- Born: 15 April 1923 Gaza City, Mandate Palestine
- Died: 13 May 2009 (aged 86) Gaza City, Palestine
- Burial place: Martyrs Cemetery, Gaza City
- Education: Fuad I University
- Occupation: Teacher

= Yusra Al Barbari =

Palestinian teacher and activist (1923–2009)

Yusra Al Barbari (1923–2009) was a Palestinian teacher and activist who was a member of the Palestine National Council and of the Palestine Liberation Organization (PLO).

==Early life and education==
Al Barbari was born in Gaza City on 15 April 1923. She hailed from a Muslim family. Her parents were Ibrahim Al Barbari, a merchant, and Labiba Mahmud Halawah, and she had two brothers and sisters.

Al Barbari graduated from the Schmidt's Girls College in Jerusalem and received a degree in history from Fuad I University (precursor of Cairo University) in 1949 being the first female university graduate from Gaza City. During her studies at high school and university Al Barbari participated in demonstrations against the British rulers of Palestine supporting the invalidation of the Balfour Declaration and ending of the Jewish immigration to the region.

==Career and activities==
Following her graduation Al Barbari worked as a teacher in Gaza which was under Egyptian administration. Then she served as an inspector at girls' schools and developed an educational program for female teacher training. Based on this program the Women Teachers Institute was established in Gaza. She also served as the president of the Open University for Women in the Gaza Strip.
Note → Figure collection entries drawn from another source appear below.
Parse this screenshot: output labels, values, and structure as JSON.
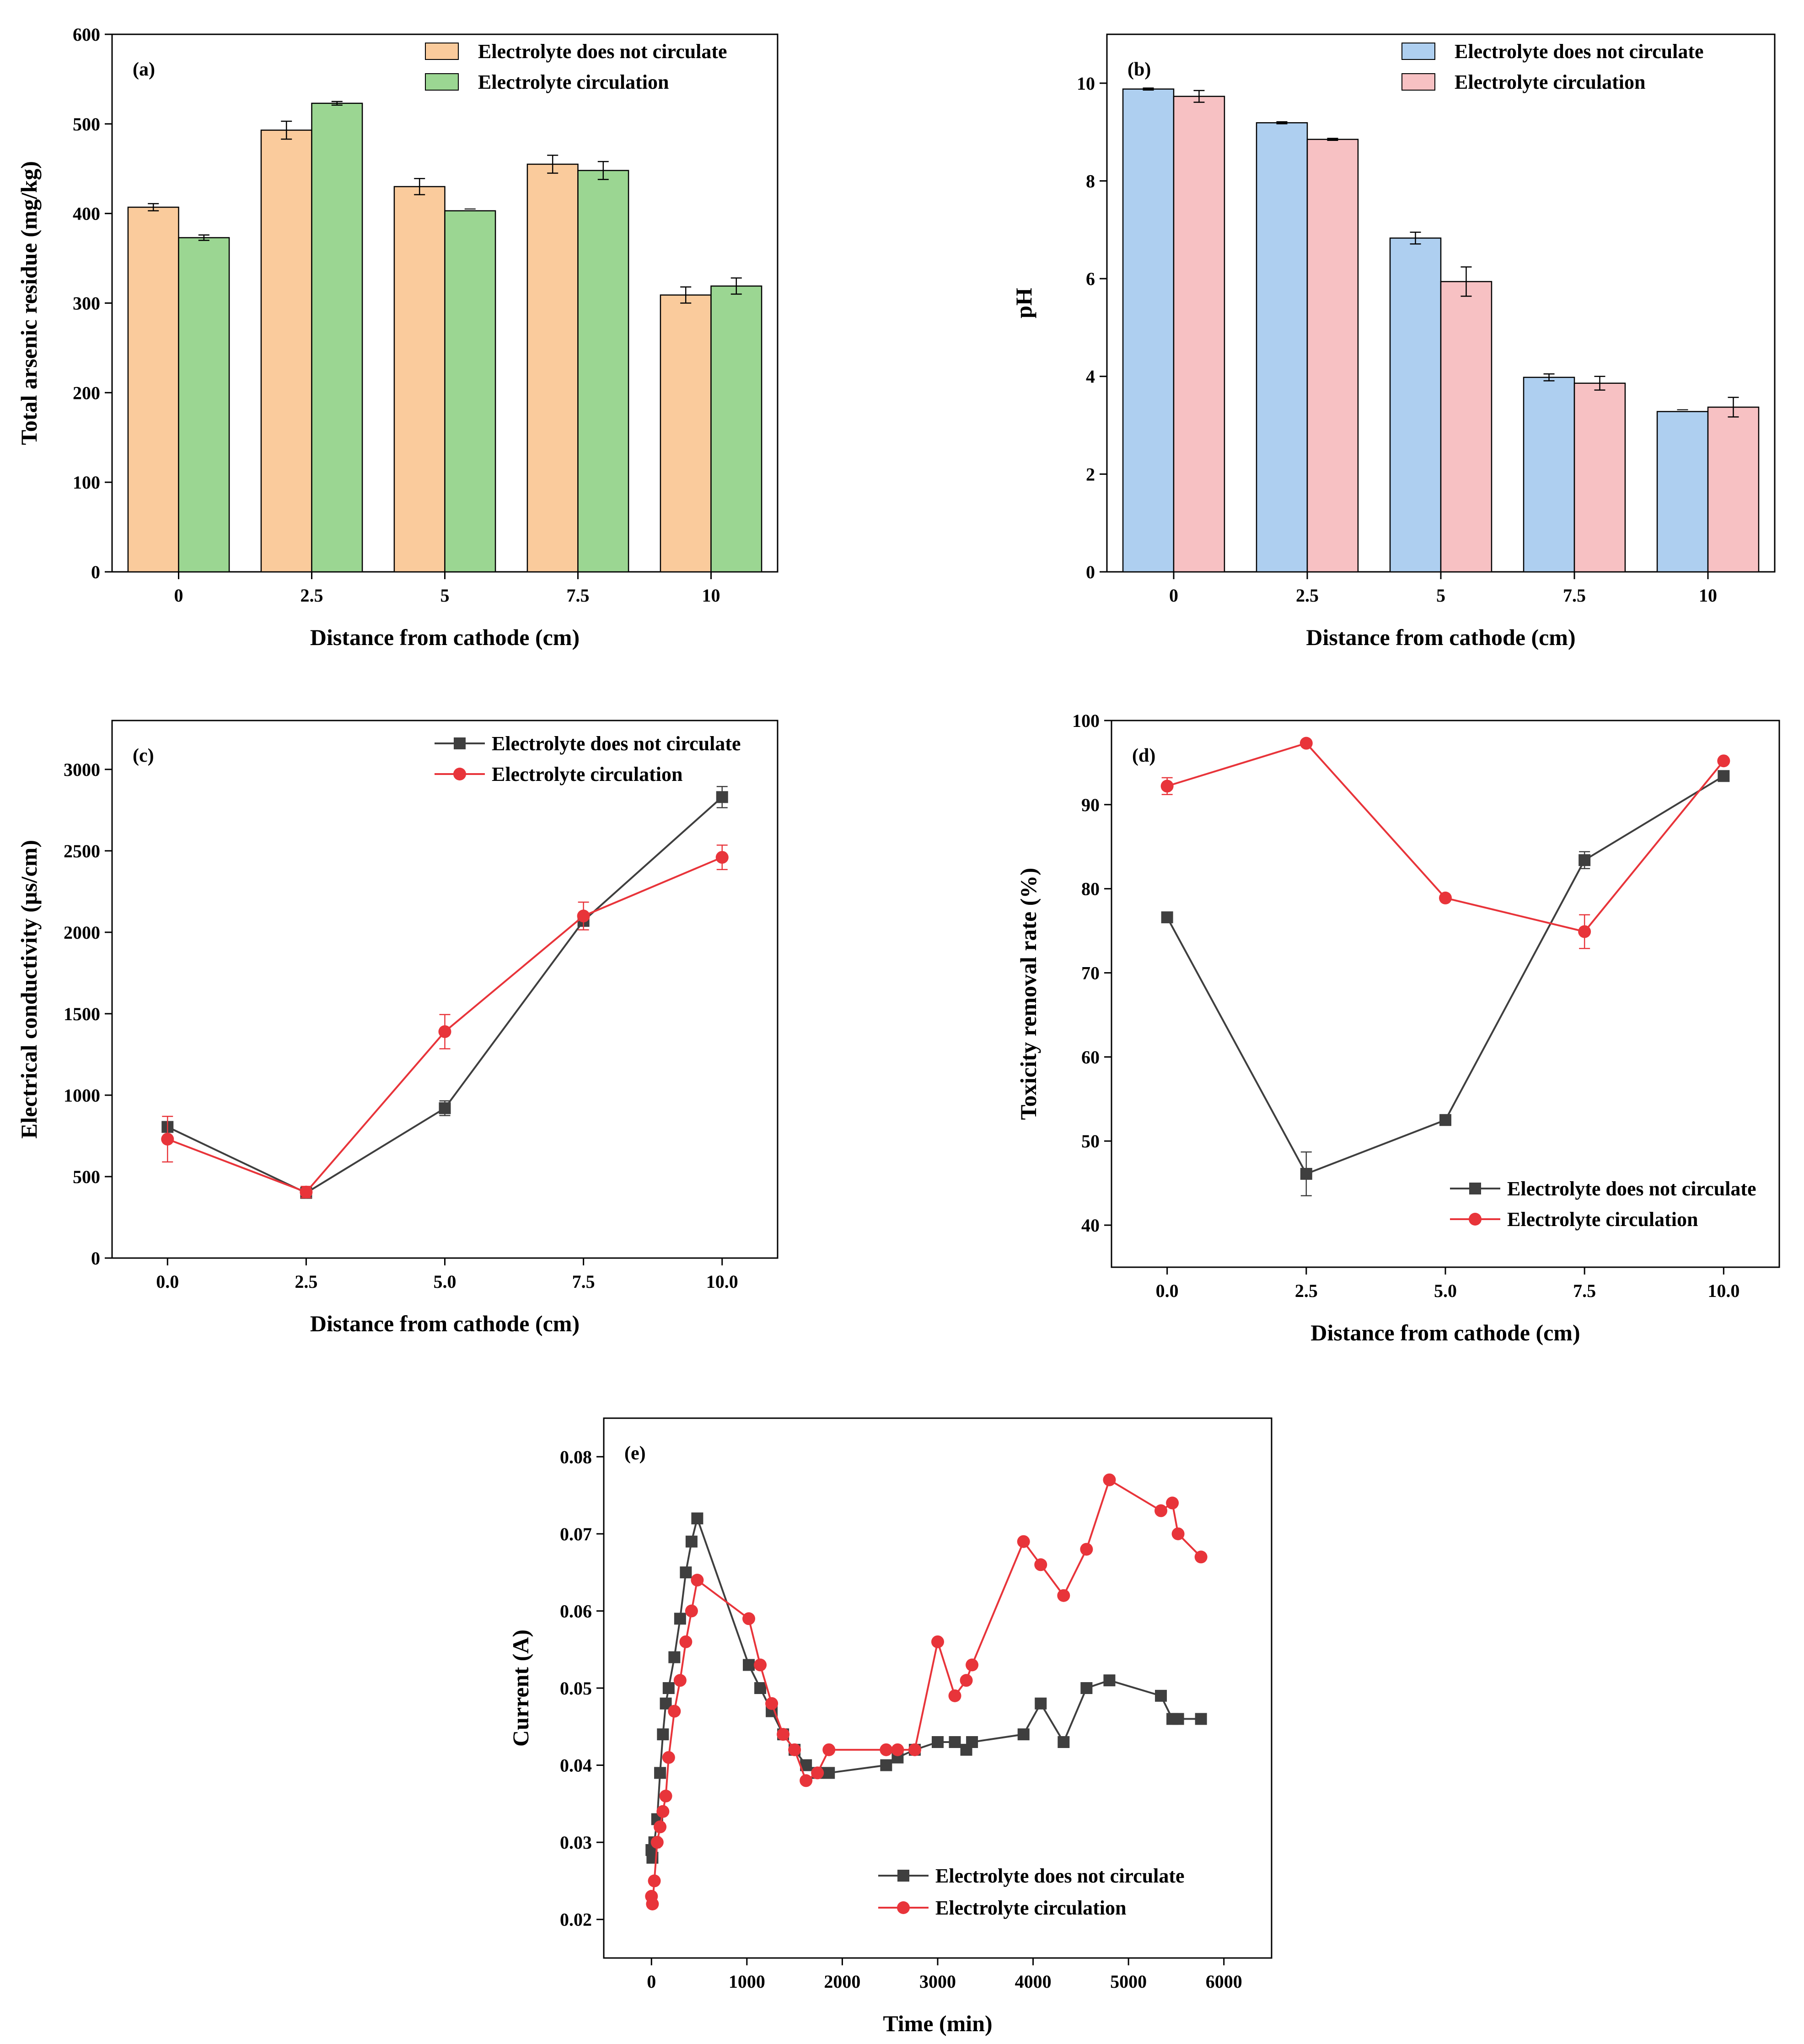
{
  "figure": "Electrokinetic remediation results",
  "chart_data": [
    {
      "id": "a",
      "type": "bar",
      "panel_label": "(a)",
      "categories": [
        "0",
        "2.5",
        "5",
        "7.5",
        "10"
      ],
      "xlabel": "Distance from cathode (cm)",
      "ylabel": "Total arsenic residue (mg/kg)",
      "ylim": [
        0,
        600
      ],
      "yticks": [
        0,
        100,
        200,
        300,
        400,
        500,
        600
      ],
      "legend_position": "top-right",
      "series": [
        {
          "name": "Electrolyte does not circulate",
          "color": "#FACB9C",
          "values": [
            407,
            493,
            430,
            455,
            309
          ],
          "errors": [
            4,
            10,
            9,
            10,
            9
          ]
        },
        {
          "name": "Electrolyte circulation",
          "color": "#9BD692",
          "values": [
            373,
            523,
            403,
            448,
            319
          ],
          "errors": [
            3,
            2,
            0,
            10,
            9
          ]
        }
      ]
    },
    {
      "id": "b",
      "type": "bar",
      "panel_label": "(b)",
      "categories": [
        "0",
        "2.5",
        "5",
        "7.5",
        "10"
      ],
      "xlabel": "Distance from cathode (cm)",
      "ylabel": "pH",
      "ylim": [
        0,
        11
      ],
      "yticks": [
        0,
        2,
        4,
        6,
        8,
        10
      ],
      "legend_position": "top-right",
      "series": [
        {
          "name": "Electrolyte does not circulate",
          "color": "#AECFF0",
          "values": [
            9.88,
            9.19,
            6.83,
            3.98,
            3.28
          ],
          "errors": [
            0.02,
            0.02,
            0.12,
            0.07,
            0.0
          ]
        },
        {
          "name": "Electrolyte circulation",
          "color": "#F7C1C3",
          "values": [
            9.73,
            8.85,
            5.94,
            3.86,
            3.37
          ],
          "errors": [
            0.12,
            0.02,
            0.3,
            0.14,
            0.2
          ]
        }
      ]
    },
    {
      "id": "c",
      "type": "line",
      "panel_label": "(c)",
      "x": [
        0.0,
        2.5,
        5.0,
        7.5,
        10.0
      ],
      "xticks": [
        "0.0",
        "2.5",
        "5.0",
        "7.5",
        "10.0"
      ],
      "xlim": [
        -1,
        11
      ],
      "xlabel": "Distance from cathode (cm)",
      "ylabel": "Electrical conductivity (μs/cm)",
      "ylim": [
        0,
        3300
      ],
      "yticks": [
        0,
        500,
        1000,
        1500,
        2000,
        2500,
        3000
      ],
      "legend_position": "top-right",
      "series": [
        {
          "name": "Electrolyte does not circulate",
          "color": "#3F3F3F",
          "marker": "square",
          "values": [
            805,
            400,
            920,
            2070,
            2830
          ],
          "errors": [
            25,
            20,
            45,
            25,
            65
          ]
        },
        {
          "name": "Electrolyte circulation",
          "color": "#E8343A",
          "marker": "circle",
          "values": [
            730,
            405,
            1390,
            2100,
            2460
          ],
          "errors": [
            140,
            35,
            105,
            85,
            75
          ]
        }
      ]
    },
    {
      "id": "d",
      "type": "line",
      "panel_label": "(d)",
      "x": [
        0.0,
        2.5,
        5.0,
        7.5,
        10.0
      ],
      "xticks": [
        "0.0",
        "2.5",
        "5.0",
        "7.5",
        "10.0"
      ],
      "xlim": [
        -1,
        11
      ],
      "xlabel": "Distance from cathode (cm)",
      "ylabel": "Toxicity removal rate (%)",
      "ylim": [
        35,
        100
      ],
      "yticks": [
        40,
        50,
        60,
        70,
        80,
        90,
        100
      ],
      "legend_position": "bottom-right",
      "series": [
        {
          "name": "Electrolyte does not circulate",
          "color": "#3F3F3F",
          "marker": "square",
          "values": [
            76.6,
            46.1,
            52.5,
            83.4,
            93.4
          ],
          "errors": [
            0.3,
            2.6,
            0.3,
            1.0,
            0.3
          ]
        },
        {
          "name": "Electrolyte circulation",
          "color": "#E8343A",
          "marker": "circle",
          "values": [
            92.2,
            97.3,
            78.9,
            74.9,
            95.2
          ],
          "errors": [
            1.0,
            0.3,
            0.3,
            2.0,
            0.3
          ]
        }
      ]
    },
    {
      "id": "e",
      "type": "line",
      "panel_label": "(e)",
      "xlabel": "Time (min)",
      "ylabel": "Current (A)",
      "xlim": [
        -500,
        6500
      ],
      "xticks": [
        0,
        1000,
        2000,
        3000,
        4000,
        5000,
        6000
      ],
      "ylim": [
        0.015,
        0.085
      ],
      "yticks": [
        "0.02",
        "0.03",
        "0.04",
        "0.05",
        "0.06",
        "0.07",
        "0.08"
      ],
      "legend_position": "bottom-right",
      "series": [
        {
          "name": "Electrolyte does not circulate",
          "color": "#3F3F3F",
          "marker": "square",
          "x": [
            0,
            10,
            30,
            60,
            90,
            120,
            150,
            180,
            240,
            300,
            360,
            420,
            480,
            1020,
            1140,
            1260,
            1380,
            1500,
            1620,
            1740,
            1860,
            2460,
            2580,
            2760,
            3000,
            3180,
            3300,
            3360,
            3900,
            4080,
            4320,
            4560,
            4800,
            5340,
            5460,
            5520,
            5760
          ],
          "y": [
            0.029,
            0.028,
            0.03,
            0.033,
            0.039,
            0.044,
            0.048,
            0.05,
            0.054,
            0.059,
            0.065,
            0.069,
            0.072,
            0.053,
            0.05,
            0.047,
            0.044,
            0.042,
            0.04,
            0.039,
            0.039,
            0.04,
            0.041,
            0.042,
            0.043,
            0.043,
            0.042,
            0.043,
            0.044,
            0.048,
            0.043,
            0.05,
            0.051,
            0.049,
            0.046,
            0.046,
            0.046
          ]
        },
        {
          "name": "Electrolyte circulation",
          "color": "#E8343A",
          "marker": "circle",
          "x": [
            0,
            10,
            30,
            60,
            90,
            120,
            150,
            180,
            240,
            300,
            360,
            420,
            480,
            1020,
            1140,
            1260,
            1380,
            1500,
            1620,
            1740,
            1860,
            2460,
            2580,
            2760,
            3000,
            3180,
            3300,
            3360,
            3900,
            4080,
            4320,
            4560,
            4800,
            5340,
            5460,
            5520,
            5760
          ],
          "y": [
            0.023,
            0.022,
            0.025,
            0.03,
            0.032,
            0.034,
            0.036,
            0.041,
            0.047,
            0.051,
            0.056,
            0.06,
            0.064,
            0.059,
            0.053,
            0.048,
            0.044,
            0.042,
            0.038,
            0.039,
            0.042,
            0.042,
            0.042,
            0.042,
            0.056,
            0.049,
            0.051,
            0.053,
            0.069,
            0.066,
            0.062,
            0.068,
            0.077,
            0.073,
            0.074,
            0.07,
            0.067
          ]
        }
      ]
    }
  ]
}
Al Barbari continued to participate in demonstrations against Israel in the 1950s. She was part of the first Palestinian delegation to visit the United Nations along with Haidar Abdel-Shafi and Ibrahim Abu Sitta in 1963. Al Barbari was elected as a member of the first Palestine National Council organized in Jerusalem in May 1964 during which the PLO was formed. The same year she was involved in the establishment of the Women's Union of Gaza and became its president. The Union took part in the conference which established the General Union of Palestinian Women in Jerusalem in 1965. She served in the delegations of the Federation of Women's Voluntary Societies in 1991.

Al Barbari was elected as the executive secretary of the Gaza Red Crescent Society in 1973 and later, served as a member of its board of directors. She also served as a member of the Veterans' Society and the Society for the Disabled in the Gaza Strip.

Israel banned Al Barbari's travels due to her political activities in the 1970s. She was among the signatories of a document dated September 1977 calling for the foundation of a Palestinian state under the authority of the PLO.

==Personal life and death==
Al Barbari spoke fluently Arabic, English, and French.

Al Barbari died in Gaza City on 13 May 2009 and was buried in the Martyrs Cemetery in Gaza City. She was posthumously awarded the Star of Jerusalem Medal by the General Union of Palestinian Women on 21 May 2009.

===Legacy===
Al Barbari was featured along with four other Palestinian women in a 1991 documentary entitled L’espoir voilé (The Veiled Hope) directed by Norma Marcos. Al Barbari's portrait was one of the paintings in the six-month solo exhibition of the Palestinian artist Malak Mattar at the Garden Court Chambers, London, in 2023.